The question is about relative confidence between a statically typed and a runtime typed software. The fact remains that given a fixed/finite budget of testing, wise people will not even think of deploying a runtime typed system for such tasks. These tasks cannot afford runtime errors, so it is imperative that due diligence be made to prove that they cannot happen.
(You cannot send several manned missions to the moon just to test) I am not aware of runtime typed systems that afford such proofs before running it and if some do, it is a statically proven system to begin with.
Revisit my points about runtime errors on a flight controller. Or to be less fancy, runtime error in trading software, "oops sent the wrong million dollar transaction request and bailed out because of runtime error". Has happened, and run companies to the ground.

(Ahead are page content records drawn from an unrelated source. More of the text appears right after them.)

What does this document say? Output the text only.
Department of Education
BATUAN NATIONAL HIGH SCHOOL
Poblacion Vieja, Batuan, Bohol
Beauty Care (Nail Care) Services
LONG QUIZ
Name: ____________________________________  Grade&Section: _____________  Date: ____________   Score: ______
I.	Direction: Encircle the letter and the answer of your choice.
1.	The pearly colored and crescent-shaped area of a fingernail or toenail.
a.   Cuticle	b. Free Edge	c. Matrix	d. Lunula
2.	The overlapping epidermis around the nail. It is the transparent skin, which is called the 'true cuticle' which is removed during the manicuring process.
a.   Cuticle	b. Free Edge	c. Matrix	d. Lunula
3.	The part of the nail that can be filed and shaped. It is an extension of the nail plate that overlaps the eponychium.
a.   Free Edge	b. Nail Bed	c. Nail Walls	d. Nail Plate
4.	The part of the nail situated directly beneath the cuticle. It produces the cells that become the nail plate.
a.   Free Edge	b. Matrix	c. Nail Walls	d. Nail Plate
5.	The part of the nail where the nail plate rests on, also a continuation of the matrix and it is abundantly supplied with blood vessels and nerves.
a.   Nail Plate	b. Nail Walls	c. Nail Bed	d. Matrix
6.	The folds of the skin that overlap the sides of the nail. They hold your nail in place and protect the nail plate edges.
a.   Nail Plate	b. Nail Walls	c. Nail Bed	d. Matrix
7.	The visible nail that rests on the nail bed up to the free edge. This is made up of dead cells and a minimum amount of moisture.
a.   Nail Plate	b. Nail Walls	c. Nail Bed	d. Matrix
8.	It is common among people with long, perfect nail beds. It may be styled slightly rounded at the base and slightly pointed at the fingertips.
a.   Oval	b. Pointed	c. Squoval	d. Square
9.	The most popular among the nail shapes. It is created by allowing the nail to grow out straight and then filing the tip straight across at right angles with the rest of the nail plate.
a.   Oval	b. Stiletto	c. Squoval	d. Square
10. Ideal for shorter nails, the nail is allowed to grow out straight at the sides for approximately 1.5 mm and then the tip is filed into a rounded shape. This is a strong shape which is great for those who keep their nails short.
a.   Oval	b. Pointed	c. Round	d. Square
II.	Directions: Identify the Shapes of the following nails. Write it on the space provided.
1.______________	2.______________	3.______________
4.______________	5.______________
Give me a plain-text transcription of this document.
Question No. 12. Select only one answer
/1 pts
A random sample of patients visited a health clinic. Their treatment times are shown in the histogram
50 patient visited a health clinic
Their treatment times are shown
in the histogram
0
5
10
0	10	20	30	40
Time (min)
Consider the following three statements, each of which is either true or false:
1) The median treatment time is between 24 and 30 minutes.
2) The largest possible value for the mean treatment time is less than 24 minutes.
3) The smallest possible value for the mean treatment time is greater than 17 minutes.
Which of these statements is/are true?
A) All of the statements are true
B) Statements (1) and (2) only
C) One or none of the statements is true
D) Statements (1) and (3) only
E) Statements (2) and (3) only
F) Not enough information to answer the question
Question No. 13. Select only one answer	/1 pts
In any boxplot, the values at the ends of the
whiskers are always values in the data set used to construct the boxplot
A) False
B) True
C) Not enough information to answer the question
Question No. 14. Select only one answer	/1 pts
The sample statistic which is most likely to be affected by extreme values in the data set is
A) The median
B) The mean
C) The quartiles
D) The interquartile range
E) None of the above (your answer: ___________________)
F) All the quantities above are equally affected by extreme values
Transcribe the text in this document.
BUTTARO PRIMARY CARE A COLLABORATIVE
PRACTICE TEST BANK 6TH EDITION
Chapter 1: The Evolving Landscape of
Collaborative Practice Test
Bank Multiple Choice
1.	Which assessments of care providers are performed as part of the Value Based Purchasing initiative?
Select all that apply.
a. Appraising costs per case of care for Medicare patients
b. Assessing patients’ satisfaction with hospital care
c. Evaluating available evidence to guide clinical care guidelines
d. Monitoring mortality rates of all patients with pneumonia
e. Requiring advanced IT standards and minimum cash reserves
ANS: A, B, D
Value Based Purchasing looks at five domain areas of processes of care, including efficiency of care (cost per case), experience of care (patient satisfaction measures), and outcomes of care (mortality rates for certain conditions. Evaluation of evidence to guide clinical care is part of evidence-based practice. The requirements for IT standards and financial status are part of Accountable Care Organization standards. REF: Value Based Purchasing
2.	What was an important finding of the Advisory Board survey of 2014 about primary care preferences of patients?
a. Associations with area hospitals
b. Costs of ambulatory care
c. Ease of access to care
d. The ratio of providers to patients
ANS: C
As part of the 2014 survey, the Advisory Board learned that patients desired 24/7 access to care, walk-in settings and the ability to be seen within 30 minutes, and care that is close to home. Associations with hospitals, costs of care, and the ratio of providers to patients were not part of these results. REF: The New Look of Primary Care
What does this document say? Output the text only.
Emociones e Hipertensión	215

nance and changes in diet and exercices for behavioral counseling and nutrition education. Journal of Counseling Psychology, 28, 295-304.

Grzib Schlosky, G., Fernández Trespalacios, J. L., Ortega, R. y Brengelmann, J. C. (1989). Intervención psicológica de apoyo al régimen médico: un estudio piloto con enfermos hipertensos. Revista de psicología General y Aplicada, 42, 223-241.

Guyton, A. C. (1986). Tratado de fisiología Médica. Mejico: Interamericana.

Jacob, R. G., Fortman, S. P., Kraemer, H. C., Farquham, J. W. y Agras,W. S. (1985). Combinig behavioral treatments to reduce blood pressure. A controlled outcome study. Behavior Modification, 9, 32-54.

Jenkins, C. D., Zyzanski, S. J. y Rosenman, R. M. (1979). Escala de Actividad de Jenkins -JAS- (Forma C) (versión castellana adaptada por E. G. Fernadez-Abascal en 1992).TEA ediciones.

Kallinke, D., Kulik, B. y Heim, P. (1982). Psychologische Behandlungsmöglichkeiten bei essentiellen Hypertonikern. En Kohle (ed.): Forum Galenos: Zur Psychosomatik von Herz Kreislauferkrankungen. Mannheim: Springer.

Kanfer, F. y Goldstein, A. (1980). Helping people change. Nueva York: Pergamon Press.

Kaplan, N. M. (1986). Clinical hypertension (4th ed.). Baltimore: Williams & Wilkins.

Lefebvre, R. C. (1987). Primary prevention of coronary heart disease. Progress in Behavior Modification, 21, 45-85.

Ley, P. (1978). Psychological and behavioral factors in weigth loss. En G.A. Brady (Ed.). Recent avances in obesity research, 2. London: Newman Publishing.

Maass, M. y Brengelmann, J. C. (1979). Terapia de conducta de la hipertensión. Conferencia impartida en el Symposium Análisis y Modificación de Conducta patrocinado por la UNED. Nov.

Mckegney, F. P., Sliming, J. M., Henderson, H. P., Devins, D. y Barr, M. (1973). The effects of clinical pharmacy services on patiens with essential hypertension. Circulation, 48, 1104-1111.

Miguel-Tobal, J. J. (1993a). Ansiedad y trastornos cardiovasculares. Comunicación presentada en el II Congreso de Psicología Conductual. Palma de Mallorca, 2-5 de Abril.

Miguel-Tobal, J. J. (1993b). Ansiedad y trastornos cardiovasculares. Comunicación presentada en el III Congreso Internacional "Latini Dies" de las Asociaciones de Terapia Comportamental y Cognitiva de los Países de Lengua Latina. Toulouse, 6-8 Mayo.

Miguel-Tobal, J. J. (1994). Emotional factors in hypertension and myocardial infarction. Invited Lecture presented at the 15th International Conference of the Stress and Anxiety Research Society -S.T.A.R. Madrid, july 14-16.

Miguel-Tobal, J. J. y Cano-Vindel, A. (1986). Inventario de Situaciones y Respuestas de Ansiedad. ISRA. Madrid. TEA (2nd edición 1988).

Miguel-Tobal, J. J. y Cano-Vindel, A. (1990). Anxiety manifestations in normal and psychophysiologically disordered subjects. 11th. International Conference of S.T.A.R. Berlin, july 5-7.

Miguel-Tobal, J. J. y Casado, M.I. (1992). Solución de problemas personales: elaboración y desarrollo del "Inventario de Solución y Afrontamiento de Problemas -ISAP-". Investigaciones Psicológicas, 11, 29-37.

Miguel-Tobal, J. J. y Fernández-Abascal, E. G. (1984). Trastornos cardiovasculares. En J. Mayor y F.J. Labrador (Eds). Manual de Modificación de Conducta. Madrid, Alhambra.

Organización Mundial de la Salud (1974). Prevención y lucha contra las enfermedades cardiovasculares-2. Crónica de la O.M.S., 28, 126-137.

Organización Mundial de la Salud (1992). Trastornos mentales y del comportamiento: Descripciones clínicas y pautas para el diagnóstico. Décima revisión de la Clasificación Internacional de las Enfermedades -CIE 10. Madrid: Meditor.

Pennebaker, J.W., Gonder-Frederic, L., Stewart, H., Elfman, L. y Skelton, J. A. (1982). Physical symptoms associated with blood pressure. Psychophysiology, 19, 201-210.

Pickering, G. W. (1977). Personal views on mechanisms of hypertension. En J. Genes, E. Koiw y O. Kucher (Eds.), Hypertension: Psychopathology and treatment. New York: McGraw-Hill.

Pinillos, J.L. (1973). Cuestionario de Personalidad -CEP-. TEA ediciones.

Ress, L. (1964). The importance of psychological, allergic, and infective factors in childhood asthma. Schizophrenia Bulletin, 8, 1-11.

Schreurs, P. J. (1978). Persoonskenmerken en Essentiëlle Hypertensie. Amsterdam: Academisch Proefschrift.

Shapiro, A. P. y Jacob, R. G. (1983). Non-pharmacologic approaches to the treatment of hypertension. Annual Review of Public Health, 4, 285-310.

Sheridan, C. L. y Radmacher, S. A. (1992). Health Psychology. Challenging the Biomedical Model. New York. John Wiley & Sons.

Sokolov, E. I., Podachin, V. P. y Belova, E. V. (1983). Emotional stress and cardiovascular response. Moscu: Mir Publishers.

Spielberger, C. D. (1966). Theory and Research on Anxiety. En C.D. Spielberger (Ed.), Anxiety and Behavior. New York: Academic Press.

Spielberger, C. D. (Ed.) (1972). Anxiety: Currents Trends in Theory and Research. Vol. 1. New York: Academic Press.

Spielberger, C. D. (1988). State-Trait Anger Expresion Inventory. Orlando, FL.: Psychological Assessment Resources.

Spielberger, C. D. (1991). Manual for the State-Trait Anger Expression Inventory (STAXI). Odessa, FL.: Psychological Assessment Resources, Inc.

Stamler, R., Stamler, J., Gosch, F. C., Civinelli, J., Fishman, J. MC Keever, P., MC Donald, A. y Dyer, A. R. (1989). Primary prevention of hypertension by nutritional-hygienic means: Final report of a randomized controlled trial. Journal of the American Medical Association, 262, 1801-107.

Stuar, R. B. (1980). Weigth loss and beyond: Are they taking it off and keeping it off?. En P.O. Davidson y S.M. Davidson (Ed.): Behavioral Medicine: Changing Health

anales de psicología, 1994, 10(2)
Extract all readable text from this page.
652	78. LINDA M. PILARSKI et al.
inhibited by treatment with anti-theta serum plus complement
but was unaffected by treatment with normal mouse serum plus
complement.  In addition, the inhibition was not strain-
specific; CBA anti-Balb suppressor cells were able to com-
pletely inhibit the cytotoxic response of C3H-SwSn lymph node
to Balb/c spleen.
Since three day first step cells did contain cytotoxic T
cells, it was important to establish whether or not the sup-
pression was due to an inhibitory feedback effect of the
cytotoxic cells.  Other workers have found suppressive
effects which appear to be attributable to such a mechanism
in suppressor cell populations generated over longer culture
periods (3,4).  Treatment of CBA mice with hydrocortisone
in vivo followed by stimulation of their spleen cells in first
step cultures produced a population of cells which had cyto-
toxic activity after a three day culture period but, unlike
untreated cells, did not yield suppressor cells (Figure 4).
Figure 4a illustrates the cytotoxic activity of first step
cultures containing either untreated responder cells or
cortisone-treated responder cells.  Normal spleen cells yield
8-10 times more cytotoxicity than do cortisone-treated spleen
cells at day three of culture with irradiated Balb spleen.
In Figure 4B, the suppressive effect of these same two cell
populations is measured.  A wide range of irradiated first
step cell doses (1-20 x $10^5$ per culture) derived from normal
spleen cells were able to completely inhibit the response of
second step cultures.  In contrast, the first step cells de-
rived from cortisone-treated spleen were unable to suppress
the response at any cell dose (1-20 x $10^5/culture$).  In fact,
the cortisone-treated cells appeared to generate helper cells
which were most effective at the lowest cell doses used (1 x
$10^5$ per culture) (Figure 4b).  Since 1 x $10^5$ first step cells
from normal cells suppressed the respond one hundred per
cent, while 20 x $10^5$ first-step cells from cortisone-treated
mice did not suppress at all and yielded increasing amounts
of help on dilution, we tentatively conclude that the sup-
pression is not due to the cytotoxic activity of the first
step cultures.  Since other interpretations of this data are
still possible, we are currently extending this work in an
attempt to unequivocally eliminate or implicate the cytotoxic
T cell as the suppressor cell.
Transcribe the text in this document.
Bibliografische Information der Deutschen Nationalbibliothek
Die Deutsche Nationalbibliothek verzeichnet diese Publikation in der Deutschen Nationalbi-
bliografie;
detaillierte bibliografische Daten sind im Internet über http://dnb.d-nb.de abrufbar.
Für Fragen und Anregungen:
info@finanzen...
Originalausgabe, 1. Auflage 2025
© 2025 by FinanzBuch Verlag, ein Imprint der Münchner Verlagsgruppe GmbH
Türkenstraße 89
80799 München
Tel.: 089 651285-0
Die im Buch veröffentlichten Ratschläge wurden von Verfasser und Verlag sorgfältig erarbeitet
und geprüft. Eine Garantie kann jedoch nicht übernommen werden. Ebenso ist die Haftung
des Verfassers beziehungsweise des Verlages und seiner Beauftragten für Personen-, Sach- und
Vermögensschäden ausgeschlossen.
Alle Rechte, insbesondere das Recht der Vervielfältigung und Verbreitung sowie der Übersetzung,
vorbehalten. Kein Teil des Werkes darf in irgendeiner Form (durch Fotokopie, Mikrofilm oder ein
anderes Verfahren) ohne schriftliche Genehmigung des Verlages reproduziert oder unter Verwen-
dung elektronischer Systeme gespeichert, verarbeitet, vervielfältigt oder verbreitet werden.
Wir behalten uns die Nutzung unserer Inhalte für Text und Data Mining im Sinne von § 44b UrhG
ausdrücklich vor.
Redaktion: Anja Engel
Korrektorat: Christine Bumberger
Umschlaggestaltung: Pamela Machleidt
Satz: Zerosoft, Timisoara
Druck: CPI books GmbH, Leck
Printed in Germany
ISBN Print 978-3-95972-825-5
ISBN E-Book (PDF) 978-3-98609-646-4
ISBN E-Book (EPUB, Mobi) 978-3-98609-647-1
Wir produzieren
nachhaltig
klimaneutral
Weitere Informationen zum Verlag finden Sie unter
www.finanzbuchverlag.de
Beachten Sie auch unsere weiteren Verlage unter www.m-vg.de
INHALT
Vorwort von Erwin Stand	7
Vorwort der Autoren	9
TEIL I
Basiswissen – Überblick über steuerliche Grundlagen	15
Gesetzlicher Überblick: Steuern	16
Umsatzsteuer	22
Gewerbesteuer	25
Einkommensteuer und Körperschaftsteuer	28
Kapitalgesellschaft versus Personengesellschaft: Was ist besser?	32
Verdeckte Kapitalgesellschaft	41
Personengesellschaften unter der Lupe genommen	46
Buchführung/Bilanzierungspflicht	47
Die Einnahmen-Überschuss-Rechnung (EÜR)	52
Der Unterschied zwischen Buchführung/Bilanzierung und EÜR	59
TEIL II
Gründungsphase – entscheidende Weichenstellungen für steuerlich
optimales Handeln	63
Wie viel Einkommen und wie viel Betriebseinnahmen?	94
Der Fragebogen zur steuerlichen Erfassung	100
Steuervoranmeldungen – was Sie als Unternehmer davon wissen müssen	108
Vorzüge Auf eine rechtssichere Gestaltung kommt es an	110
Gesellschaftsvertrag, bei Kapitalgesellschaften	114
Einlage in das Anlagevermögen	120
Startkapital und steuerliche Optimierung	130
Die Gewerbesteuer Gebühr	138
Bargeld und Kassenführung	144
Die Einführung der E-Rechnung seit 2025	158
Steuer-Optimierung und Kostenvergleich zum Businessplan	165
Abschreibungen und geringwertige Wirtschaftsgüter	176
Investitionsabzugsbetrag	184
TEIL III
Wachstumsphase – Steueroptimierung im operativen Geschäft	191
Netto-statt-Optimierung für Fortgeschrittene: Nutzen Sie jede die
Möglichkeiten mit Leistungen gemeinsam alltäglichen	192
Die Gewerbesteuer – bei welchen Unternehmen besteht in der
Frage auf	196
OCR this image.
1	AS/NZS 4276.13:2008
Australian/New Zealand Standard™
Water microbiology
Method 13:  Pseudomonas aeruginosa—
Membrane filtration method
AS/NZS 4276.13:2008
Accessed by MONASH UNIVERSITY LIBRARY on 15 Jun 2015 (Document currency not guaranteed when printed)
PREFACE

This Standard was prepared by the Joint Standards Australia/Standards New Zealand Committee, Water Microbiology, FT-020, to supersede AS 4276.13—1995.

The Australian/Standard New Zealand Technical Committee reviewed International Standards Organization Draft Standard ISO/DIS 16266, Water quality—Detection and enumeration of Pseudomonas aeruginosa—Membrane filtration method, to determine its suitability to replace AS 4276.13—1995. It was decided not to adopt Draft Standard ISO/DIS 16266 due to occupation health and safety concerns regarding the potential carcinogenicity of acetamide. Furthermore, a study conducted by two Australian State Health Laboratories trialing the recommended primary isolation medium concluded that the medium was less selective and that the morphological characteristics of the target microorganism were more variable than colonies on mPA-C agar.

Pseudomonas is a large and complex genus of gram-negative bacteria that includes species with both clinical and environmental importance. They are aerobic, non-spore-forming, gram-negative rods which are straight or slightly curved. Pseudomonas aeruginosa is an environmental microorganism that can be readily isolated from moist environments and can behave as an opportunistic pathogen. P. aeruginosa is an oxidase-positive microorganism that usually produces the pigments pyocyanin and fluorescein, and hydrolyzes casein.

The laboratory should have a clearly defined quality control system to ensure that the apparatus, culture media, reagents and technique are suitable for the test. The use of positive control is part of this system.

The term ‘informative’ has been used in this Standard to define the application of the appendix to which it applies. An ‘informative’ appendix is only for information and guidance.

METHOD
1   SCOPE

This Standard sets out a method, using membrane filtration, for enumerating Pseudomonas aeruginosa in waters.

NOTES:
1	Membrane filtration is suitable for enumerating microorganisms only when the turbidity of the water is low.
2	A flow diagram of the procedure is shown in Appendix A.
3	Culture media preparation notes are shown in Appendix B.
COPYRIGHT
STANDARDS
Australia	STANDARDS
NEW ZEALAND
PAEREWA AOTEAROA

> what was Therac written in? Given its age, I would assume it was some fairly low level language. Whatever it was, it was something that did not prove that such races cannot happen, in other words it was open to runtime error, which is exactly what we want to eliminate as far as possible. We will run it a few times and see what gives, is not a tenable strategy for many important tasks.
> It doesn't take a lot of googling to find that Nasa used to use a Symbolics Lisp machine
You are being slightly disingenuous here, I was talking about deployed flight controllers that actually control the thing when its on flight.
As I have said its like arguing with birthers, you have made up your mind and no matter what I say you will try to avoid the logic of eliminating costly runtime errors.